Nvidia’s Data Center segment — which includes AI training and inference GPUs (H100, H200, Blackwell), networking (InfiniBand), and software subscriptions — now accounts for roughly 88% of total revenue. The gaming segment, once the company’s primary business, contributes the remaining ~12%.
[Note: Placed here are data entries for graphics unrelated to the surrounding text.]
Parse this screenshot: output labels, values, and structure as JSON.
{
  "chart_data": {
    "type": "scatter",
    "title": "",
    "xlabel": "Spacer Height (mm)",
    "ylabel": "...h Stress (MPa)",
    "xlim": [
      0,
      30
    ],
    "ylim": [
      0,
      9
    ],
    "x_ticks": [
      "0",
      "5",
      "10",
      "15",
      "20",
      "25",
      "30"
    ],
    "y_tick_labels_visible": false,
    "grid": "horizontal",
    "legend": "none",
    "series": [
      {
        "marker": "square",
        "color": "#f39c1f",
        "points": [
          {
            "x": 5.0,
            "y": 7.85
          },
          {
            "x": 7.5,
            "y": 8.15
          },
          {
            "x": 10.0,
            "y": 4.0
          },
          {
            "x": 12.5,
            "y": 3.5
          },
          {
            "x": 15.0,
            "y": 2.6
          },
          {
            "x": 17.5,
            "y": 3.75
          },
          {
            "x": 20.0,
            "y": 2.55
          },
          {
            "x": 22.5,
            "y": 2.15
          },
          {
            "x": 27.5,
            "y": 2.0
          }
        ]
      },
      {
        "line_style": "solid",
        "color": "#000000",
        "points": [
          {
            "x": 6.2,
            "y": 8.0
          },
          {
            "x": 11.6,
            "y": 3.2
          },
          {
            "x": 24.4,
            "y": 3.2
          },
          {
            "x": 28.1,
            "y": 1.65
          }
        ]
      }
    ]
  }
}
This concentration makes Nvidia’s revenue highly sensitive to hyperscaler capex cycles. Microsoft, Google, Meta, and Amazon collectively account for a significant portion of Nvidia’s AI revenue. Meta’s capital expenditure is a useful leading indicator for GPU demand since Meta has publicly guided $60–65 billion in capex for 2025.

Key Takeaways

  • Nvidia revenue grew 35x from $3.9B/quarter (2020 Q3) to $68.1B/quarter (2026 Q1) in just over 5 years
  • The 2022 revenue dip (-26% from peak to trough) was gaming-driven and temporary
  • AI demand from the H100 GPU caused revenue to triple from $7.2B (2023 Q2) to $22.1B (2024 Q1) in 3 quarters
  • Nvidia’s fiscal year ends in late January; calendar Q1 data represents Nvidia’s fiscal Q4

Frequently Asked Questions

What is Nvidia’s quarterly revenue?

Nvidia reported $68.1 billion in revenue for fiscal Q4 FY2027 (ending January 2026), up 78% year-over-year.

How fast is Nvidia growing?

Nvidia’s revenue grew from $3.9B in Q3 2020 to $68.1B in Q1 2026 — approximately 17x growth in 5 years, with the bulk of that growth occurring in 2023–2025 driven by AI GPU demand.

What percentage of Nvidia’s revenue comes from data center?

Approximately 88% of Nvidia’s revenue comes from the Data Center segment as of 2025. The remaining 12% is primarily gaming GPUs.